Hi all - I’m working on a fairly simple case of implementing a custom step method. I want to sample from a conjugate posterior Dirichlet distribution using a custom step, but I can’t quite figure out how best to combine the Theano variable from the rest of the graph with the Numpy random sampling functions which are available to sample from a Dirichlet. I am aware of the gamma-sum representation of the Dirichlet, but I don’t see any straightforward way to do this in Theano short of implementing my own routines to sample Dirichlet variates. Any ideas or advice? The code below shows my problem.
from pymc3.step_methods.arraystep import BlockedStep
import pymc3 as pm
import numpy as np
def __init__(self, var, concentration, counts):
self.var = var
self.vars = [var]
self.conc = concentration
self.counts = counts
def step(self, point):
new = point.copy()
alpha = self.conc + self.counts
#What I want: new[self.var] = np.random.dirichlet(alpha)
# This samples, though it's with the wrong distribution:
new[self.var] = np.random.dirichlet(self.counts)
J = 4
counts = np.sum(np.random.uniform(size=[10,4]) > 0.5, axis=0)
tau = pm.Exponential('tau', lam=1)
alpha = pm.Deterministic('alpha', tau*np.ones(J))
p = pm.Dirichlet('p', a=alpha)
x = pm.Multinomial('x', p=p, n=counts.sum(), observed=counts)
step = ConjugateDirichletUpdate(p, alpha, counts)
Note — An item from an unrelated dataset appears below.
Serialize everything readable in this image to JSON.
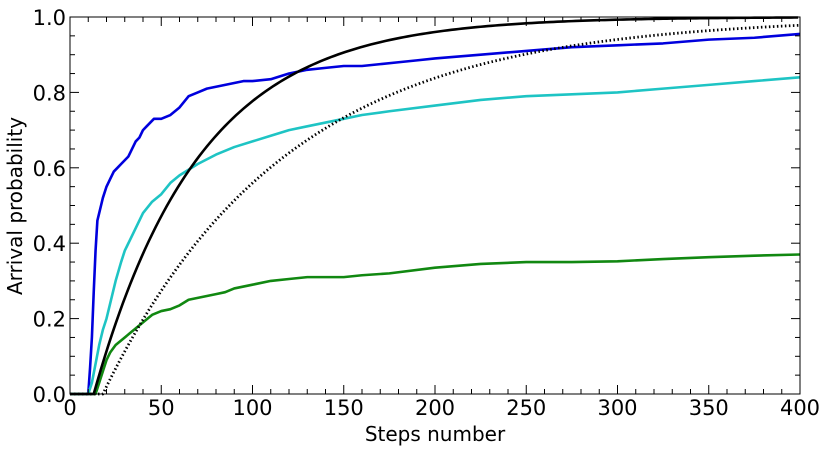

trace = pm.sample(step=[step], chains=1,cores=1)
I worked out how to do this. Here’s a gist that shows an implementation for a simple case: https://gist.github.com/ckrapu/8be4da91a70763ee62f889c6cd98f700
The basic idea is that instead of manipulating the Theano symbolic variables as they come into the step method, work instead with the
point object which contains their numerical values.
As a follow up question, I’d like to figure out how to use a
Deterministic variable within a step method. Currently, deterministic variables are not recorded in the
point object passed to the step method. It’s not clear exactly how the state of those variables can be passed via 'point`.
If you’re interested, here is an example of a conjugate step method for the same underlying Categorical/Dirichlet pairing. In this case, a (transition) matrix with Dirichlet rows is updated according to a matrix of “observed” transition counts.
This step method was recently updated to handle more than just the most basic transition matrix graphs (i.e. stacked rows of Dirichlet distributions), which neatly illustrates the inevitable challenges one faces when creating such step methods. In other words, conjugate step methods face a generalizability challenge that methods like HMC don’t because they have a strong dependency on the exact form of a graph.
The example above addresses some of this but still has large deficiencies. The way to address this more broadly involves improvements to the underlying graph library (i.e. Theano-PyMC) and a framework that fits this type of work (see Symbolic PyMC).
Also, here are some more conjugate step methods in the old PyMC2. They follow roughly the same pattern as PyMC3 step methods—just without the Theano.
Yes, that is precisely the type of example I’m looking for. Related to the
pymc3-hmm repository, I’ve often come across use cases where a dynamic Gaussian model / Kalman filter- centric distribution would also be of great use. Thanks for providing these links.